The sweeping report, which accompanies the annual bill authorizing the activities of all of the spy agencies, reflects a striking reassertion of aggressive oversight since Democrats took control of Congress this year. Some Republicans joined in the skeptical language about several spying programs, and the report as a whole was approved 12 to 3, with the backing of all eight Democrats and four of the seven Republicans.

The committee declared that it would block changes sought by the Bush administration in the law governing domestic eavesdropping by the National Security Agency unless it received long-sought administration documents on the secret surveillance program, including orders signed by President Bush.

The report criticized the intelligence agencies’ ballooning use of contractors, saying the outsourcing had created conflicts of interest because some major purchasing programs are themselves run by contractors, some of which have ties to vendors.

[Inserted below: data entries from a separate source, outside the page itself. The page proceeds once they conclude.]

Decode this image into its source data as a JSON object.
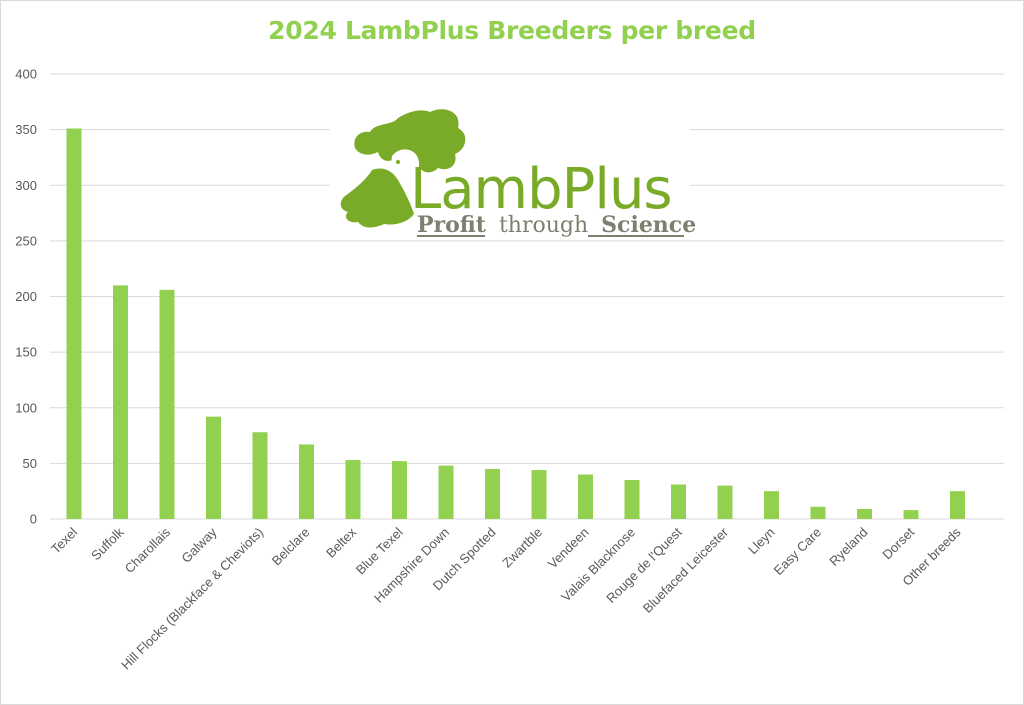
{
  "chart_data": {
    "type": "bar",
    "title": "2024 LambPlus Breeders per breed",
    "xlabel": "",
    "ylabel": "",
    "ylim": [
      0,
      400
    ],
    "yticks": [
      0,
      50,
      100,
      150,
      200,
      250,
      300,
      350,
      400
    ],
    "grid": true,
    "legend": "none",
    "categories": [
      "Texel",
      "Suffolk",
      "Charollais",
      "Galway",
      "Hill Flocks (Blackface & Cheviots)",
      "Belclare",
      "Beltex",
      "Blue Texel",
      "Hampshire Down",
      "Dutch Spotted",
      "Zwartble",
      "Vendeen",
      "Valais Blacknose",
      "Rouge de l'Quest",
      "Bluefaced Leicester",
      "Lleyn",
      "Easy Care",
      "Ryeland",
      "Dorset",
      "Other breeds"
    ],
    "values": [
      351,
      210,
      206,
      92,
      78,
      67,
      53,
      52,
      48,
      45,
      44,
      40,
      35,
      31,
      30,
      25,
      11,
      9,
      8,
      25
    ]
  },
  "logo": {
    "brand": "LambPlus",
    "tagline_part1": "Profit",
    "tagline_part2": "through",
    "tagline_part3": "Science"
  },
  "colors": {
    "bar": "#92d050",
    "title": "#92d050",
    "grid": "#d9d9d9",
    "axis_text": "#595959",
    "logo_green": "#7aab28",
    "logo_grey": "#7f7f70"
  }
}
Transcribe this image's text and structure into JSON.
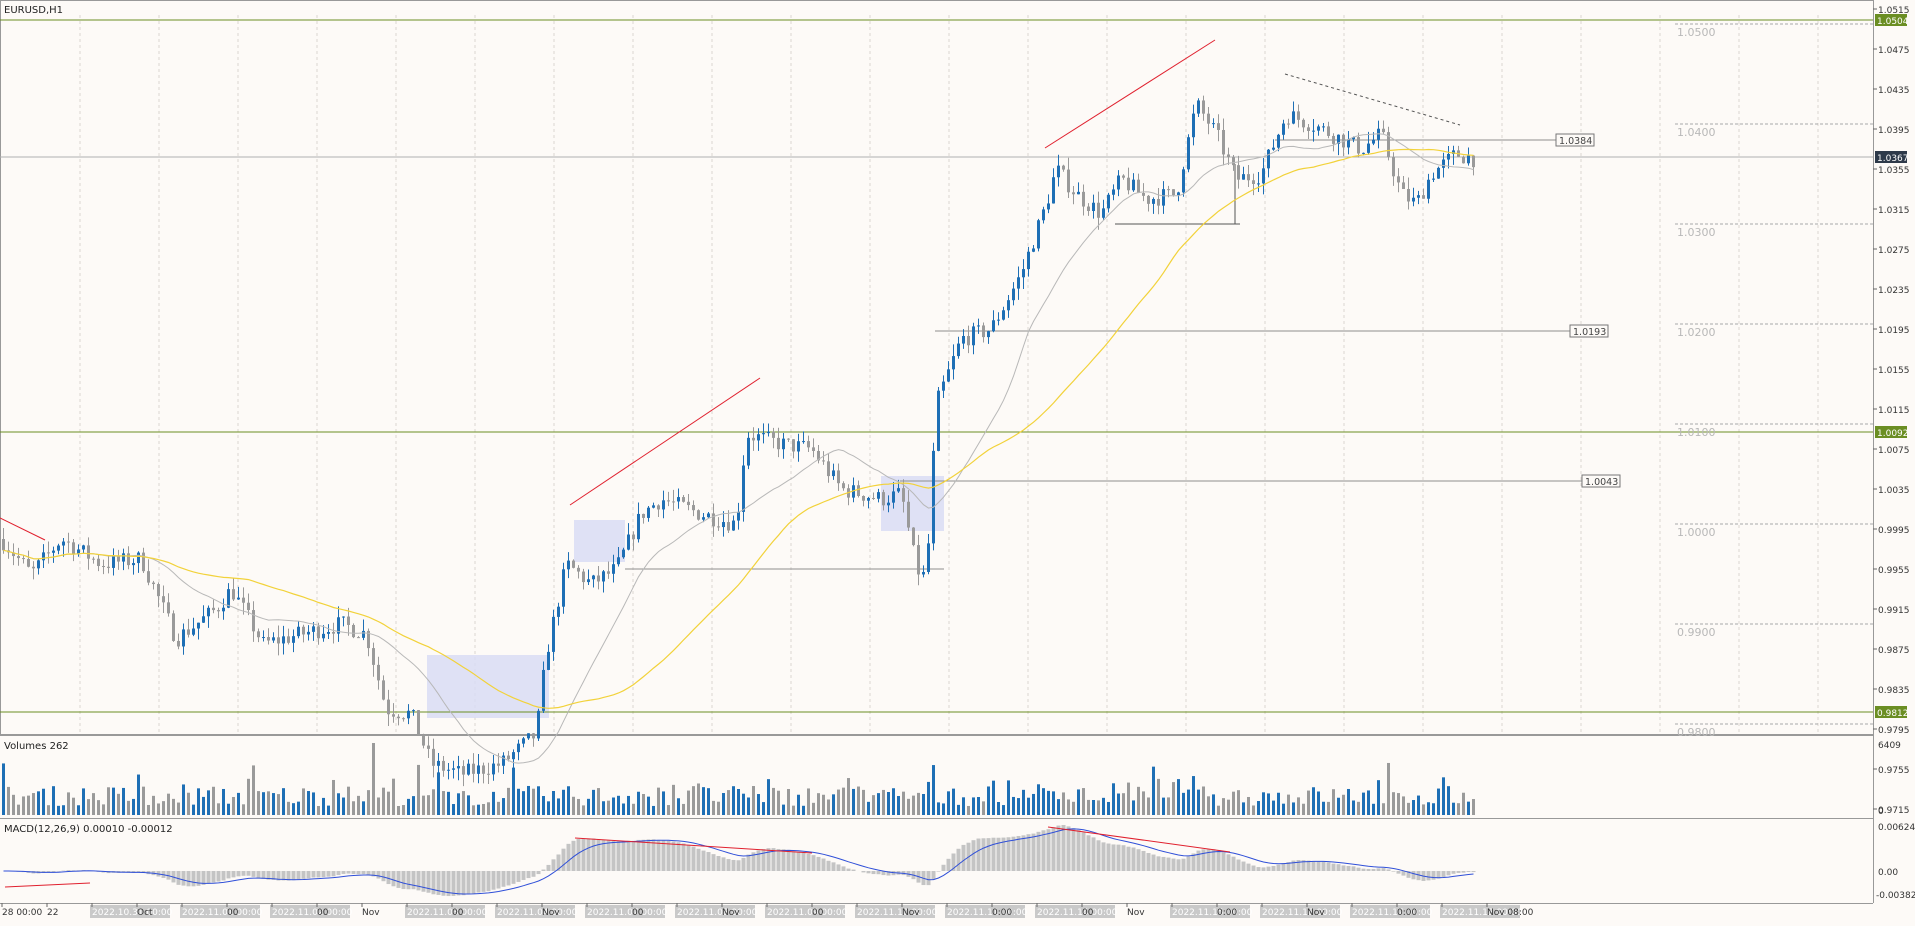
{
  "window": {
    "symbol_title": "EURUSD,H1"
  },
  "volume_panel": {
    "title": "Volumes 262",
    "max_label": "6409",
    "zero_label": "0"
  },
  "macd_panel": {
    "title": "MACD(12,26,9) 0.00010 -0.00012",
    "top_label": "0.00624",
    "zero_label": "0.00",
    "bottom_label": "-0.00382"
  },
  "price_axis": {
    "ticks": [
      "1.0515",
      "1.0475",
      "1.0435",
      "1.0395",
      "1.0355",
      "1.0315",
      "1.0275",
      "1.0235",
      "1.0195",
      "1.0155",
      "1.0115",
      "1.0075",
      "1.0035",
      "0.9995",
      "0.9955",
      "0.9915",
      "0.9875",
      "0.9835",
      "0.9795",
      "0.9755",
      "0.9715"
    ],
    "current_price": "1.0367"
  },
  "round_levels": [
    "1.0500",
    "1.0400",
    "1.0300",
    "1.0200",
    "1.0100",
    "1.0000",
    "0.9900",
    "0.9800"
  ],
  "horizontal_levels": [
    {
      "label": "1.0504",
      "color": "#6b8e23"
    },
    {
      "label": "1.0092",
      "color": "#6b8e23"
    },
    {
      "label": "0.9812",
      "color": "#6b8e23"
    }
  ],
  "line_labels": [
    "1.0384",
    "1.0193",
    "1.0043"
  ],
  "time_axis": {
    "labels": [
      "28 00:00",
      "22",
      "2022.10.31 00:00",
      "Oct",
      "2022.11.01 00:00",
      "00",
      "2022.11.02 00:00",
      "00",
      "Nov",
      "2022.11.03 00:00",
      "00",
      "2022.11.04 00:00",
      "Nov",
      "2022.11.07 00:00",
      "00",
      "2022.11.08 00:00",
      "Nov",
      "2022.11.09 00:00",
      "00",
      "2022.11.10 00:00",
      "Nov",
      "2022.11.11 00:00",
      "0:00",
      "2022.11.14 00:00",
      "00",
      "Nov",
      "2022.11.15 00:00",
      "0:00",
      "2022.11.16 00:00",
      "Nov",
      "2022.11.17 00:00",
      "0:00",
      "2022.11.18 00:00",
      "Nov 08:00"
    ]
  },
  "colors": {
    "bull": "#1e6fb5",
    "bear": "#9a9a9a",
    "ma_fast": "#b8b8b8",
    "ma_slow": "#f2d23a",
    "trend": "#e0202e",
    "level": "#6b8e23",
    "macd_line": "#2f4fd8"
  },
  "chart_data": {
    "type": "line",
    "title": "EURUSD,H1",
    "y_range": [
      0.9695,
      1.0525
    ],
    "x": [
      "2022.10.28",
      "2022.10.31",
      "2022.11.01",
      "2022.11.02",
      "2022.11.03",
      "2022.11.04",
      "2022.11.07",
      "2022.11.08",
      "2022.11.09",
      "2022.11.10",
      "2022.11.11",
      "2022.11.14",
      "2022.11.15",
      "2022.11.16",
      "2022.11.17",
      "2022.11.18"
    ],
    "series": [
      {
        "values": [
          0.9965,
          0.9958,
          0.988,
          0.9895,
          0.981,
          0.9765,
          0.996,
          1.005,
          1.0085,
          1.003,
          1.0195,
          1.0345,
          1.032,
          1.0395,
          1.0385,
          1.0367
        ]
      }
    ]
  }
}
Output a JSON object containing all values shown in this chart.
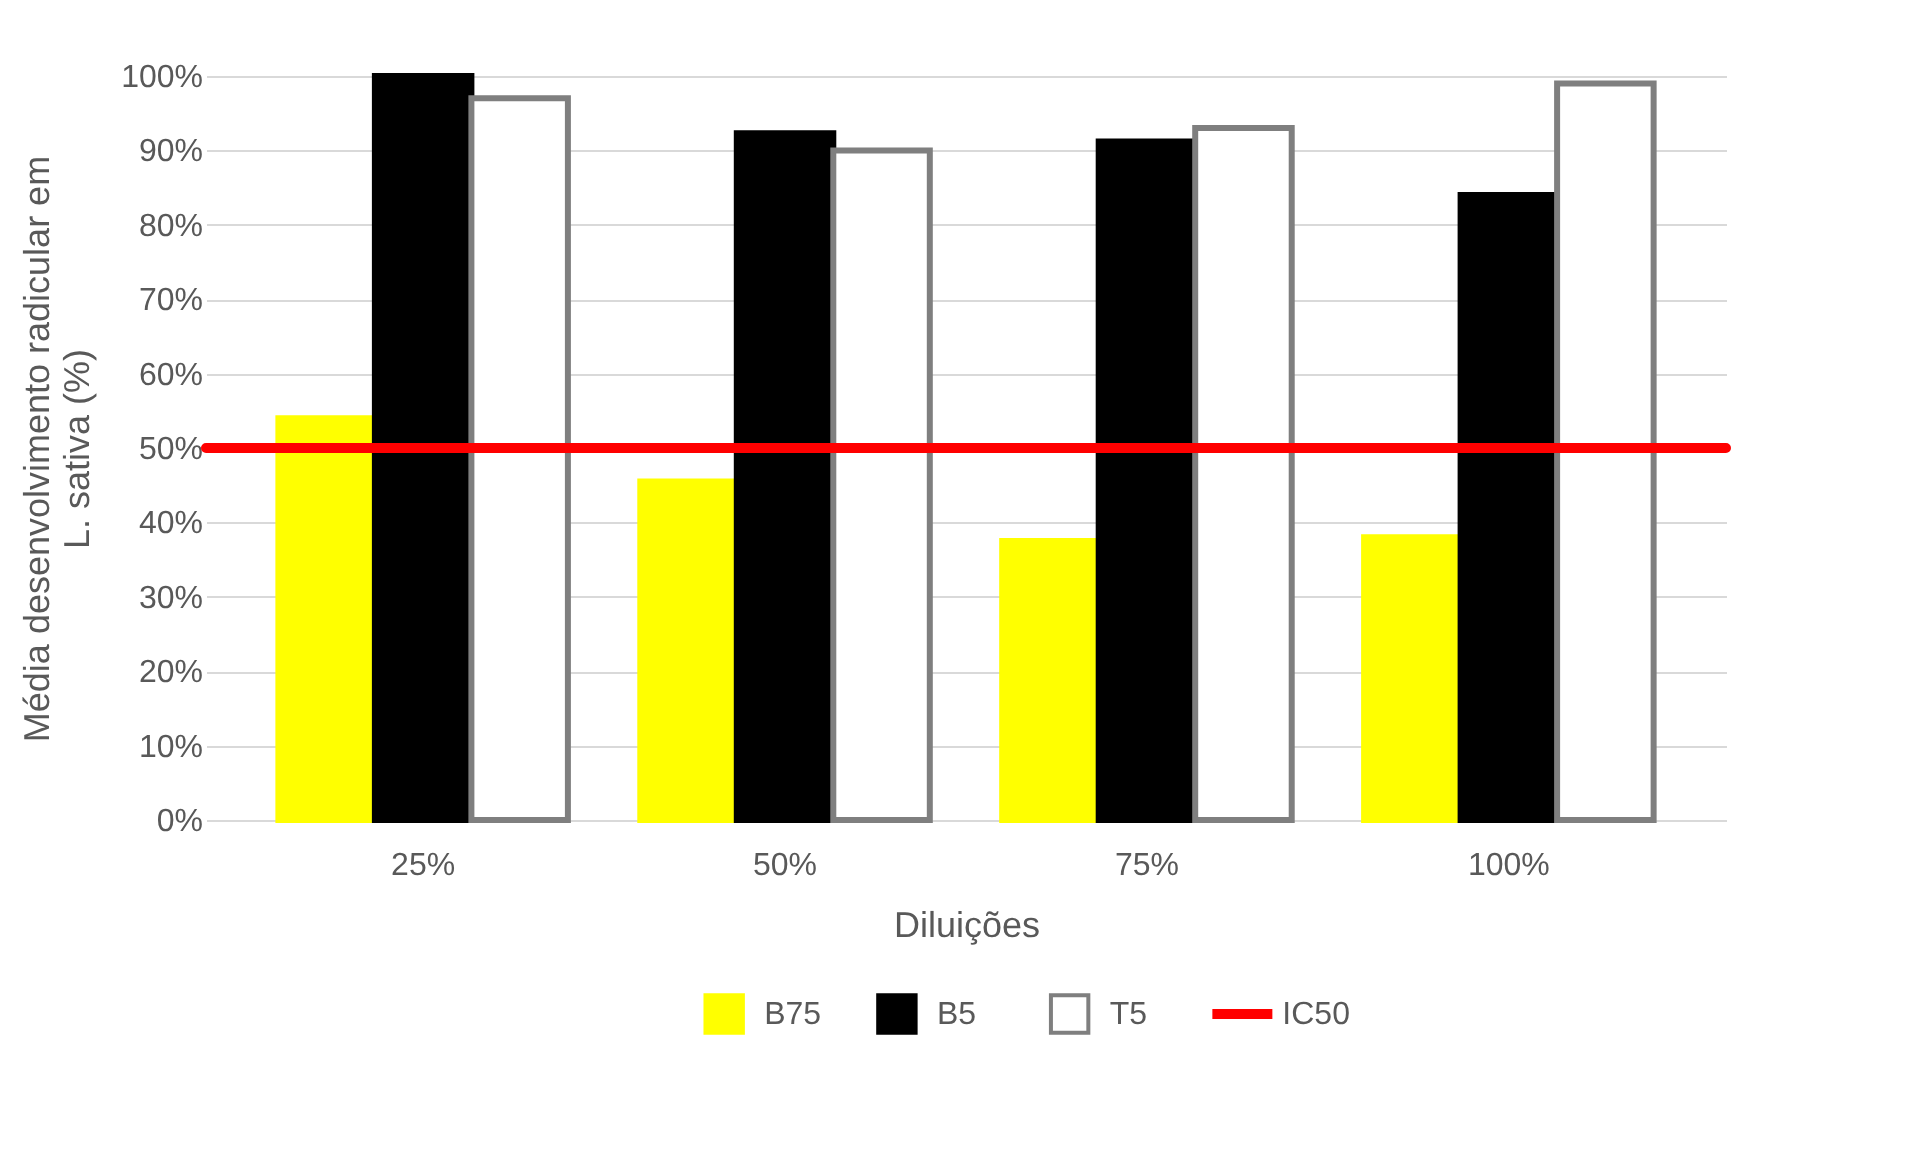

It said a government employee cost taxpayers $126,500 a year on average, or half the $250,000 price tag for a worker supplied by a contracting company.

“People are leaving the intelligence agencies for more lucrative job offers with contractors, who send them back to the agencies at far higher cost,” said Andy Johnson, the committee’s staff director.

The committee said half of space-related programs, mostly involving spy satellites, had shown cost overruns of 50 percent or more. Such overruns do “severe damage” to the intelligence effort, the committee said, and its proposed bill would require that the president personally certify the necessity of such programs when costs grow more than 40 percent above original estimates.

But the most novel element of the report is the assessment of the C.I.A. detention program, which the committee has rarely discussed in public. While only the chairman and the vice chairman were briefed on the program during the first five years after it was created following the 2001 terrorist attacks, all committee members have now been briefed for the first time, the report said.

The report acknowledged that the secret detention program “has led to the identification of terrorists and the disruption of terrorist plots.” But it says that achievement must now “be weighed against both the complications it causes to any ultimate prosecution of these terrorists, and the damage the program does to the image of the United States abroad.”

Mr. Johnson, the staff director, said the committee’s chairman, Senator John D. Rockefeller IV, Democrat of West Virginia, was concerned that the program might be hurting the battle against terrorism by “alienating moderate Muslim and Arab communities around the world.”

Elisa C. Massimino, Washington director of Human Rights First and a longtime critic of the C.I.A. program, said the panel’s statement showed that Congress “is no longer willing to blindly accept the assertion that the C.I.A. secret interrogation program using unlawful techniques serves the national interests of this country.”

But the committee stopped short of using its budget authority to shut down the program. In a closed session on May 23, two Democrats, Senators Sheldon Whitehouse of Rhode Island and Dianne Feinstein of California, proposed barring spending on interrogation techniques that go beyond the Army Field Manual, which bans physical pressure or pain. Under their proposal, the only exception would have been when the president determined “that an individual has information about a specific and imminent threat.”

The amendment failed when Senator Bill Nelson, Democrat of Florida, joined all the Republicans in voting no.

A C.I.A. spokesman, Paul Gimigliano, said the program “has helped our country and others disrupt plots and save lives” and has been “conducted lawfully,” with the approval of “multiple elements of our government, not just the C.I.A.”